In Lars Hörmander's Linear Partial Differential Operators (1963 edition) the following is stated on the bottom of page 3.
... Further, which is important for the definition of distributions, a measure is uniquely determined by its restriction to $ C_0^\infty (\Omega) $. For if $ \mathrm{d} \mu $ is a measure in $ \Omega $ and $ \int u \: \mathrm{d} \mu = 0 $ for every $ u \in C_0^\infty (\Omega) $, then $ \int u \: \mathrm{d} \mu = \lim \int u_\epsilon \: \mathrm{d} \mu = 0 $ for every $ u \in C_0^0 (\Omega) $.
I would be very grateful if someone would be so kind to help me understand this comment. What does it mean for a measure to be "determined completely"? And why does the second sentence demonstrate the foregoing assertion? I am a little stuck...
N.B. $ u_\epsilon $ was previously defined by $ u_\epsilon(x) = \int u(x-\epsilon y) \: \varphi (y) \: \mathrm{d}y = \epsilon^{-n} \int u(y) \: \varphi(x-y/\epsilon) \: \mathrm{d}y $, where $ \varphi \in C_0^\infty (\mathbb{R}^n) $ with $ \mathrm{supp} (\varphi) = \{ x : \lvert x \rvert \leq 1 \} $, $ \varphi \geq 0 $ and $ \int \varphi \mathrm{d} x = 1 $ (i.e. $ \varphi $ is a mollifier).
"Determined completely" means that if $\int f\,d\nu_1 = \int f\,d\nu_2$ for every $f \in C^\infty_0(U)$, then $\nu_1 = \nu_2$.

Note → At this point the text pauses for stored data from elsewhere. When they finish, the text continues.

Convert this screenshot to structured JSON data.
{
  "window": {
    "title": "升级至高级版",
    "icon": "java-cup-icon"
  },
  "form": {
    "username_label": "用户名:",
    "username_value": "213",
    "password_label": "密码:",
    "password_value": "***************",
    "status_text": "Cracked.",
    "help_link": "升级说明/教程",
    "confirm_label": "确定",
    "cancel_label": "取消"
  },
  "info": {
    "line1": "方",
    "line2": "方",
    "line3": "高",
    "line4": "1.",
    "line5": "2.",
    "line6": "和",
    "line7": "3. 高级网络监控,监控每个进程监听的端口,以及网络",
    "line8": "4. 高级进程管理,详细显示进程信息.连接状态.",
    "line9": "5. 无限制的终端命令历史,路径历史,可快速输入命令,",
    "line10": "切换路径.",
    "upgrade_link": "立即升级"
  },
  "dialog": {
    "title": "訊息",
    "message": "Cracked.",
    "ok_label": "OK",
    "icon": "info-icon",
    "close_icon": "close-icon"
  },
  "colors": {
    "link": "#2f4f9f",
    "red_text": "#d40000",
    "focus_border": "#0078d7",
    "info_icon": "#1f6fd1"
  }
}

To see why the second sentence is true, let's suppose $\mu$ is a finite measure. We know that $u_\epsilon$ converges to $u$ pointwise. Moreover, if $C = \sup |u|$ (which is finite because $u$ is continuous and compactly supported), you can easily check that $|u_\epsilon| \le C$ as well. Hence $\int u_\epsilon\,d\mu \to \int u\,d\mu$ by the dominated convergence theorem (using $C$ as your dominating function).
Now if it holds for finite measures, then it also holds for signed measures $\mu$ (consider the Jordan decomposition $\mu = \mu^+ - \mu^-$).
Now suppose $\nu_1, \nu_2$ are finite measures and $\int f\,d\nu_1 = \int f\,d\nu_2$ for all $f \in C^\infty_0$. Let $\mu = \nu_1 - \nu_2$. Then $\int f\,d\mu = 0$ for all $f \in C^\infty_0$. As discussed above, it follows that $\int f\,d\mu = 0$ for all $f \in C^0_0$. This means $\mu$ must be the zero measure; this is the easy direction of the Riesz-Markov theorem, and can be proved using the monotone class theorem or some variant. If $\mu = 0$ then $\nu_1 = \nu_2$.
If $\nu_1, \nu_2$ are not necessarily finite, but are finite on compact sets, then you get the same conclusion by approximating $\Omega$ by a sequence of bounded sets.